8) Uber Has Now Started Charging Fares Based On How Much It Thinks Particular Passengers Can Afford []
Uber has already brought about a revolution in way taxi rides are priced. Before it had been founded, taxi rides cost a simple multiple of the distance travelled; Uber sought to upend this system by bringing about demand and supply into the equation. Uber started charging surge prices in areas where taxis were scarce, and dropped prices when they were more plentiful. But now, the company is looking to extend its differential pricing in a radical new way. Uber has said it’s testing out a new fare system in certain cities called “route-based pricing”, which charges customers based on what Uber predicts they’re willing to pay. In Economics terms, it’s called capturing the consumer surplus. It does it through the vast array of data it has at its disposal — someone traveling from a wealthy neighborhood to another prime spot, for instance, might be asked to pay more than another person heading to a poorer part of town, even if demand, traffic and distance are the same.

9) India’s first ‘Unicorpse’ [Source: The Ken ]
The final nail hasn’t been hammered into the coffin yet. It isn’t official. But it is common knowledge that Snapdeal’s goose has been cooked – it is just a matter of now deciding who gets to devour which piece and how much will they pay for this pleasure. However, despite its inglorious demise (or maybe because of it?), Snapdeal is a fascinating story. It is an outlier in so many ways that attempting to draw any generic lesson from its fate is a contrived exercise. Yet, there are still enough gleanings. Some of them are presented in this piece.

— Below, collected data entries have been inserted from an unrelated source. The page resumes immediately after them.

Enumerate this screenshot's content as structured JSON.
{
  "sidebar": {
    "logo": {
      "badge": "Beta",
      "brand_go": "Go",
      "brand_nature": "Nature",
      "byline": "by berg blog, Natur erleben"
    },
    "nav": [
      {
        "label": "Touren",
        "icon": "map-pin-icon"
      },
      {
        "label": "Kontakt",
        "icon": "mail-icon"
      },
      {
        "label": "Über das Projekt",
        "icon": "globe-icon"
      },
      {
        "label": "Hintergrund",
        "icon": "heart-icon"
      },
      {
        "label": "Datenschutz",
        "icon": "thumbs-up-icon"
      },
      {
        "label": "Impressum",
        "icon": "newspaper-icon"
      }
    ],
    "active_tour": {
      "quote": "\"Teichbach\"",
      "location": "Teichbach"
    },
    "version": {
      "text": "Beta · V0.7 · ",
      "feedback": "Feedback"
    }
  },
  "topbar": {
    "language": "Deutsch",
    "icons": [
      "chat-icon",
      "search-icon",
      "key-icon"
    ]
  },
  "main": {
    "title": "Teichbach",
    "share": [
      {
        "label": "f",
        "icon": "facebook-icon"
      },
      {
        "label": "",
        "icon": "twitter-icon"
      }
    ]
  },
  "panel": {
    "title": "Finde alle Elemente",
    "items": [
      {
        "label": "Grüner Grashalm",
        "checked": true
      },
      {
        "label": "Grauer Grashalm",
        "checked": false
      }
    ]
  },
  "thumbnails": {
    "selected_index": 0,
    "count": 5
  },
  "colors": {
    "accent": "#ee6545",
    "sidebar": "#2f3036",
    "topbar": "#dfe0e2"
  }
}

10) Rich, cultured and lonely: How India’s rising class looks for love now [Source: ]
In urban India’s new cultural hierarchy, the top rung is reserved for the global Indian: The foreign-educated, career-oriented, well-read, well-paid, well-travelled and socially savvy men and women who are held up by an increasingly aspirational society as the embodiment of success. The deeper the idea of money not being able to buy everything sets in urban psyche, the bigger the rise in the social stock of people who had the foresight to cultivate “class.” They are the taste-makers and trendsetters, pursued by gourmet restaurants, adventure travel companies and peddlers of holistic living. The more you observe their rise, the more they seem to have everything going for them. Except love. The reasons: They have too much work, too little time, saturated social circles, few outlets to meet new people like themselves, cultural baggage, and too many expectations. Given their social prominence, it was only a matter of time before new-age entrepreneurs realised the market potential of helping India’s professional elite pair off. Over the past five years, a dozen gated singles’ networks have sprung up in the big cities—Delhi, Mumbai, Bengaluru, Pune—to serve the social group they refer to as “cultured professionals.” This piece is a sneak peek into this phenomenon.

- Saurabh Mukherjea is CEO (Institutional Equities) and Prashant Mittal is Analyst (Strategy and Derivatives) at Ambit Capital Pvt Ltd. Views expressed are personal.